Hoje todo mundo escreve, todo mundo fotografa, todo mundo faz vídeo. A tecnologia está aí para isso. Ótimo. Nem tão ótimo para quem vivia ou vive disso, como por exemplo, eu.
Mas uma coisa é produzir conteúdo. Outra é ser crítico. Aí já ouço o cara ali atrás: para que serve o crítico? É só um artista frustrado etc. etc.
A melhor resposta que eu leio em muito tempo é de ontem, do Inácio Araújo. Com quem muito aprendi, adolescente, lendo seus artigos sobre filmes, na Folha de S. Paulo.
E que tive o prazer de conhecer, anos depois, quando trabalhei por lá. Encontro raramente Inácio e é sempre um prazer. Acho que você vai gostar de ler este artigo dele também.
Crítico serve para isso.
Aproveitando o embalo e arrumando uma tretinha: teve em São Paulo uma coisa chamada Marcha Para Jesus, neste Dia de Finados.
Parece que juntou mais de um milhão de evangélicos. A imprensa caiu de pau.
Agora, esses dias aconteceu em Belém o Círio de Nazaré, a maior festa católica do Brasil. Tinha dois milhões de pessoas, disse a imprensa.
Todos os jornais, tevês, internet, todo mundo falando do “espetáculo da fé”, aquela emoção, aquela choradeira.
Eu estava em Belém. Eu vi o que é aquilo. É impressionante. É assustador. Quase morreram criancinhas esmagadas.
E uso político da religião, bem, Dilma Rousseff estava lá. Escuta aqui: eu sou a favor da liberdade.
E liberdade sempre é em primeiríssimo lugar a liberdade de quem discorda da gente.

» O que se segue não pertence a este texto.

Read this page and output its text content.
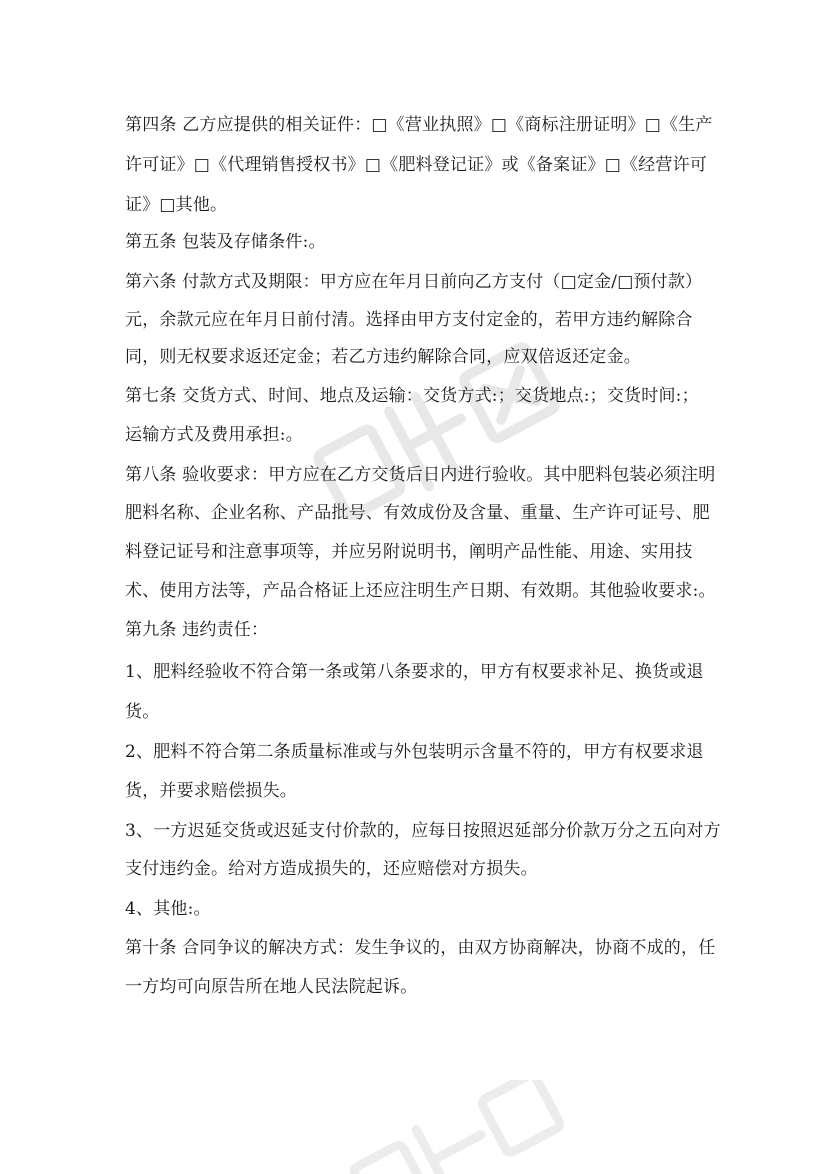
第四条 乙方应提供的相关证件：□《营业执照》□《商标注册证明》□《生产
许可证》□《代理销售授权书》□《肥料登记证》或《备案证》□《经营许可
证》□其他。
第五条 包装及存储条件:。
第六条 付款方式及期限：甲方应在年月日前向乙方支付（□定金/□预付款）
元，余款元应在年月日前付清。选择由甲方支付定金的，若甲方违约解除合
同，则无权要求返还定金；若乙方违约解除合同，应双倍返还定金。
第七条 交货方式、时间、地点及运输：交货方式:；交货地点:；交货时间:；
运输方式及费用承担:。
第八条 验收要求：甲方应在乙方交货后日内进行验收。其中肥料包装必须注明
肥料名称、企业名称、产品批号、有效成份及含量、重量、生产许可证号、肥
料登记证号和注意事项等，并应另附说明书，阐明产品性能、用途、实用技
术、使用方法等，产品合格证上还应注明生产日期、有效期。其他验收要求:。
第九条 违约责任：
1、肥料经验收不符合第一条或第八条要求的，甲方有权要求补足、换货或退
货。
2、肥料不符合第二条质量标准或与外包装明示含量不符的，甲方有权要求退
货，并要求赔偿损失。
3、一方迟延交货或迟延支付价款的，应每日按照迟延部分价款万分之五向对方
支付违约金。给对方造成损失的，还应赔偿对方损失。
4、其他:。
第十条 合同争议的解决方式：发生争议的，由双方协商解决，协商不成的，任
一方均可向原告所在地人民法院起诉。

Então sou a favor da liberdade de você ser religioso e marchar pela sua religião. Seja para Jesus, Virgem Maria, Alá, Exu ou Ganesh.
Por isso acho deselegante um veículo babar da maneira mais abjeta para festas católicas e pegar no pé dos crentes.
Dois pesos e duas medidas, não dá.
O principal argumento dos amigos jornalistas para detonar a tal Marcha para Jesus foi a presença do casal Hernandes, da Renascer, que foi condenado a pegar uma cana nos Estados Unidos por lavagem de dinheiro.

Marcha para Jesus - SP
São criminosos? Pois que paguem. Longe de mim defender bandido, seja de que religião for.
Agora, você não vai encontrar maior coleção de crimes cometidos em nome de deus do que o currículo da Igreja Católica. Afinal, são 2009 anos de tradição.
E não estou falando da Idade Média não. Para ficar aqui na vizinhança, os ditadores mais sanguinários da América Latina sempre contaram com o apoio da Igreja (ainda que enfrentassem a oposição de muitos religiosos).
Augusto Pinochet comungava todo dia. Bandidagem por bandidagem, qualquer freirinha simpática trabalha para uma organização com muito mais sangue nas mãos do que você pode imaginar.
Por outro lado, e caramba, sempre tem outro lado, quem tem fé tem que aprender a respeitar quem não tem.
Liberdade é assim: tem que desagradar a gregos e troianos. E chover sobre justos e injustos.